Example: Contract price is $1,000,000. The appraisal comes in at $925,000. The lender will only lend against $925,000, which means the buyer now needs to bring an extra $75,000 to closing that wasn't in their original plan. An appraisal contingency gives the buyer the option to renegotiate the price or walk away.
04
Inspection Contingency
Rare in NYC

In most states, an inspection happens after the contract is signed. In New York City, it almost always happens before. Once an offer is accepted, buyers typically schedule a second showing with an inspector before the attorneys finalize the contract. If something significant comes up, the buyer can renegotiate the price, ask the seller to address repairs, or walk away — all before putting ink on paper. Because that process resolves inspection issues pre-contract, a formal inspection contingency clause often isn't necessary and rarely appears in NYC agreements.

05
Free and Clear Title Contingency
Usually unnecessary in NYC

Standard NYC purchase contracts already require the seller to deliver clear, marketable title at closing. That protection is baked in — it doesn't need to be negotiated separately as a contingency the way it might in other states. Your attorney will run a title search, and title insurance will cover any issues that surface after closing. This one essentially takes care of itself in the typical NYC deal.

06
Sale Contingency
Rare in NYC

A sale contingency lets a buyer back out if they're unable to sell their current home first. Most NYC sellers won't touch it. It introduces uncertainty on top of uncertainty: now the seller is dependent on the buyer finding their own buyer, on a timeline no one can predict. In a competitive market, a seller with multiple interested parties has no reason to accept that risk. You'll occasionally see it in a very soft market or with an unusually strong buyer, but it's the exception.
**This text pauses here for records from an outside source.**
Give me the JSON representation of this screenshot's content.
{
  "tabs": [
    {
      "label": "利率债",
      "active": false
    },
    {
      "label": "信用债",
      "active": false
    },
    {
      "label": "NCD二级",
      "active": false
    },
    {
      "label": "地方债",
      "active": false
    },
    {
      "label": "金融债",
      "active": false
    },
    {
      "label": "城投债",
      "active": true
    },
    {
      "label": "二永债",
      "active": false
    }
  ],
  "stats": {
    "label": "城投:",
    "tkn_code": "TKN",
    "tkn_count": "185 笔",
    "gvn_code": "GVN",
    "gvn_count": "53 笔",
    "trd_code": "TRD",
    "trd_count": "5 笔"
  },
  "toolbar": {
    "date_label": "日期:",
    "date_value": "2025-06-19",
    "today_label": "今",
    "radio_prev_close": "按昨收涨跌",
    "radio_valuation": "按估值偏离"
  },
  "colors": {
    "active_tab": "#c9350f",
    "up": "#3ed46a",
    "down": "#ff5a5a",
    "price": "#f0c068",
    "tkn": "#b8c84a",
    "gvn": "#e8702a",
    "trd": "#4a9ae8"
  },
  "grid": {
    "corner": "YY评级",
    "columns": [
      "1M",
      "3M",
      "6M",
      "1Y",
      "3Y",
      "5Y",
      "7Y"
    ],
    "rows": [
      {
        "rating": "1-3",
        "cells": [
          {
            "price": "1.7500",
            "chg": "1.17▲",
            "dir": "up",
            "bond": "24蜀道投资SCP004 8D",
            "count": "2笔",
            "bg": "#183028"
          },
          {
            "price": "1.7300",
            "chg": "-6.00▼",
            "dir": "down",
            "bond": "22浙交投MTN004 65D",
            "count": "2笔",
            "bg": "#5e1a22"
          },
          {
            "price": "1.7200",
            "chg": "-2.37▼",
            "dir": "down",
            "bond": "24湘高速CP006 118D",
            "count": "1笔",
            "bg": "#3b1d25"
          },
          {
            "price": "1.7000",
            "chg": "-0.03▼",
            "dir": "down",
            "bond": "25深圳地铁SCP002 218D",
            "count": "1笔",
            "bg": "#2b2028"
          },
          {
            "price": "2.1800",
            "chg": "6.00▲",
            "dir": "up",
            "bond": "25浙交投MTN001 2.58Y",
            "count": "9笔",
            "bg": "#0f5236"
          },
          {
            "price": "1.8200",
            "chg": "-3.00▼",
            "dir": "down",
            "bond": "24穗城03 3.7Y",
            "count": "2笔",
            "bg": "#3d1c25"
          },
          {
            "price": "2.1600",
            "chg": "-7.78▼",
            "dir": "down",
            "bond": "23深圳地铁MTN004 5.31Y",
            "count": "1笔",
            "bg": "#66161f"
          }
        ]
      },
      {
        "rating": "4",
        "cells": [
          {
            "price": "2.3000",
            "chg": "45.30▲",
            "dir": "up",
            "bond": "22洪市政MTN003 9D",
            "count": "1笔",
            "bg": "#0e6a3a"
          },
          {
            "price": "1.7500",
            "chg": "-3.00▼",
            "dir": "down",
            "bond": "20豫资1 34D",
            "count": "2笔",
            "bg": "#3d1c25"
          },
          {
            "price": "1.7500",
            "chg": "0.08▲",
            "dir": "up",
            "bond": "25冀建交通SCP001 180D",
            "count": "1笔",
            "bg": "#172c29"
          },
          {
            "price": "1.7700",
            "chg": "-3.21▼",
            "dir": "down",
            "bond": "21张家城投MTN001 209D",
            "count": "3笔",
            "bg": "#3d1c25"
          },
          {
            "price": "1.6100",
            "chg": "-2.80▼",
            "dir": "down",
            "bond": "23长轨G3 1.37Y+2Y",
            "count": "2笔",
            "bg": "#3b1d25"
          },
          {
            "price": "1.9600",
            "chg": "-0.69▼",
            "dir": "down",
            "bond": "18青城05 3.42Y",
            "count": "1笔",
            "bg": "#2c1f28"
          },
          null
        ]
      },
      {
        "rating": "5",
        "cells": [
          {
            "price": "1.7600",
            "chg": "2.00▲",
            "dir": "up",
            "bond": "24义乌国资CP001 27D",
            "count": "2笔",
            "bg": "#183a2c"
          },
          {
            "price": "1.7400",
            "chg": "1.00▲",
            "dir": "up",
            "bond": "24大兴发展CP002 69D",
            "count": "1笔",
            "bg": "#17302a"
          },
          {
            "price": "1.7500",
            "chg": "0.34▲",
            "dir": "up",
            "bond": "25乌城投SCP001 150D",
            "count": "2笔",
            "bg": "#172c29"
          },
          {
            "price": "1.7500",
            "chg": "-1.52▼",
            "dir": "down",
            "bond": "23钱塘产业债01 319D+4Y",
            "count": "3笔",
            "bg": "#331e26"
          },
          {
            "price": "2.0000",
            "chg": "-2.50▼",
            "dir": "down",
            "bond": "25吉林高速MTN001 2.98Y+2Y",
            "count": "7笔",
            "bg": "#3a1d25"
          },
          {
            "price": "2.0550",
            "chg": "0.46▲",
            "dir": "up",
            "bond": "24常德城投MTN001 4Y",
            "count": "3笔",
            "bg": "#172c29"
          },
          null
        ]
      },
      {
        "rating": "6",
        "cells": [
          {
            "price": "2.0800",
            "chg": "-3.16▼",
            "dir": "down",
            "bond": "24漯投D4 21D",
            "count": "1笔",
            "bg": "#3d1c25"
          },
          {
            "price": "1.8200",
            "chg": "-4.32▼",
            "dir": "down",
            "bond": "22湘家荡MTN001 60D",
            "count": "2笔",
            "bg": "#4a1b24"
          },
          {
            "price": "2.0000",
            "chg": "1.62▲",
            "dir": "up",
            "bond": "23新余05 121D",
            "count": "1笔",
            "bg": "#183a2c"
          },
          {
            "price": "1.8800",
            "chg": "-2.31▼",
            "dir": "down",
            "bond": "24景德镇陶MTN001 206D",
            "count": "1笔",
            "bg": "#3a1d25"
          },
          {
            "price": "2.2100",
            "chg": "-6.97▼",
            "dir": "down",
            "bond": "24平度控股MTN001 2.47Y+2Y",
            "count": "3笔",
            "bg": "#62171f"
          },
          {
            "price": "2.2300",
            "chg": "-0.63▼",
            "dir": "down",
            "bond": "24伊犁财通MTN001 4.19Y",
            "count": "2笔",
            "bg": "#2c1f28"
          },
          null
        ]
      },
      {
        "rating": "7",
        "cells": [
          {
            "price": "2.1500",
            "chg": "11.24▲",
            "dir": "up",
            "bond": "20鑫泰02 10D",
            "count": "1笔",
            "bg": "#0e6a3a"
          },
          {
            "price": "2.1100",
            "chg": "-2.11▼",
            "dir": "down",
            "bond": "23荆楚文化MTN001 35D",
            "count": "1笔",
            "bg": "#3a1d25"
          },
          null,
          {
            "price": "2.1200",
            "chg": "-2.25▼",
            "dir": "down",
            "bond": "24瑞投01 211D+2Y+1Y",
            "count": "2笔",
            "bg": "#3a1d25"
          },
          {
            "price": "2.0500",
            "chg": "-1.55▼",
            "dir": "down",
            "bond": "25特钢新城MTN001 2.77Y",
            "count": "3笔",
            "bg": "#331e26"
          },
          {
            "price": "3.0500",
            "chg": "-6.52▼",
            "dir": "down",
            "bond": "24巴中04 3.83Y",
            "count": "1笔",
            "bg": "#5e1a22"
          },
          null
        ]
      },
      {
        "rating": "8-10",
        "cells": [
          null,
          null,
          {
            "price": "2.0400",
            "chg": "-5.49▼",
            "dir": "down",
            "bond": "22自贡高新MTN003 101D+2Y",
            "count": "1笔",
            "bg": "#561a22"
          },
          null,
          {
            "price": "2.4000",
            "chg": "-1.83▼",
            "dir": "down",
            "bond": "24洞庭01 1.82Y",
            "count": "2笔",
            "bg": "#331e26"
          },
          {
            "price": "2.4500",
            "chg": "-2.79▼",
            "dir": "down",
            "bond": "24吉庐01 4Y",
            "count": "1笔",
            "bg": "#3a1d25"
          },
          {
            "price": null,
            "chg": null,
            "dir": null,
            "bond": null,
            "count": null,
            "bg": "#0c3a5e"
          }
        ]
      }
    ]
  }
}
The seller's perspective: You're taking your apartment off the market and waiting — not for this buyer to close, but for this buyer to find their own buyer to close. The timeline is unpredictable and the deal can fall apart at two different points instead of one. Most sellers pass.

The bottom line

Most NYC deals come down to one real contingency: financing. The appraisal and minimum loan amount protections are usually folded into that same clause. Inspection issues get resolved before the contract is signed. Title is searched after signing, but the standard NYC contract already requires the seller to deliver clear title at closing — so a separate contingency isn't needed. And sale contingencies almost never get accepted.

That's actually one of the ways NYC real estate moves faster than buyers expect. By the time you sign a contract here, most of the contingency work is already done. What's left is getting your loan to close — and that's where your attorney, your lender, and your broker all have to be coordinated and moving together.